Posts Tagged ‘The Saint’

Leslie-Charteris-crimezine

Saint creator Leslie Charteris (left) with Saint actor Roger Moore

The Saint has returned a number of times of course Crimeziners, so it is small wonder that those nice people at the crimetastic Hodder imprint Mulholland books have decided that Leslie Charteris’ super sleuth should return once again.

Mullholland will be making 35 titles Saint titles available as e-books. The first batch of titles will be released on 6th December 2012, with Enter the Saint, The Saint Closes the Case, The Avenging Saint and Featuring the Saint all published in e-book and paperback, priced £8.99. Mulholland will then release four or five titles each month through to July 2013.

The books will have new introductions by famous thriller writers, with the introduction to Enter the Saint to be written by Patricia Charteris-Higgins, the author’s daughter. Ian Dickerson, who runs The Saint fan club and moderates a number of Saint internet forums, is also compiling extra material to run in the e-books, to give the novels context.

No doubt many Crimeziners will be familiar with the Roger Moore and Ian Ogilvy incarnations of the Saint character on television, but the genesis of the Saint started many years before in the 1920’s.

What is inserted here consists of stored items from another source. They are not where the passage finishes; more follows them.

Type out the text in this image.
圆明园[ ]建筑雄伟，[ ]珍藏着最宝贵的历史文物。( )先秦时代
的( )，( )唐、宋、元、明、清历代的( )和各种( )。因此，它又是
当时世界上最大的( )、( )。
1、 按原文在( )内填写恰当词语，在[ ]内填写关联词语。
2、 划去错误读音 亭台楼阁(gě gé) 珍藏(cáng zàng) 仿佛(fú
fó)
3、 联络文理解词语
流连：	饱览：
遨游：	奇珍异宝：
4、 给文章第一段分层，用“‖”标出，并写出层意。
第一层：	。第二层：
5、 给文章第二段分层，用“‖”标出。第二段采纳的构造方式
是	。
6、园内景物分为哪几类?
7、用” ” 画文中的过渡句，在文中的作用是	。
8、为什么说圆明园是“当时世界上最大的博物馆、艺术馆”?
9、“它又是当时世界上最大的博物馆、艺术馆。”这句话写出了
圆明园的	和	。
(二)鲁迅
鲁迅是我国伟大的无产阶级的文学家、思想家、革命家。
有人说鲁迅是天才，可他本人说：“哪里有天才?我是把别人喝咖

Charteris an English writer of Chinese extraction, moved to the United States in 1932 by this time he had already written at least ten Saint novels, and the Saint character quickly began appearing in Black Mask Magazine, Double Detective and Ellery Queen’s Mystery Magazine.

Leslie Charteris was one of the most prolific crime fiction authors of all time, he wrote over forty books himself, The Saint in the Sun 1963 was the last he wrote alone, but once collaborations are thrown into the mix, the number of Saint books rockets to over a hundred. Charteris also worked as a screenwriter for Paramount Pictures. He wrote the George Raft classic Midnight Club and also scripted the Sherlock Holmes Radio series, featuring Basil Rathbone and Nigel Bruce.

Due to the Chinese Exclusion Act, Charteris had problems becoming a US citizen and although he was finally accepted as American. He returned to England, where he died in 1993 aged 85.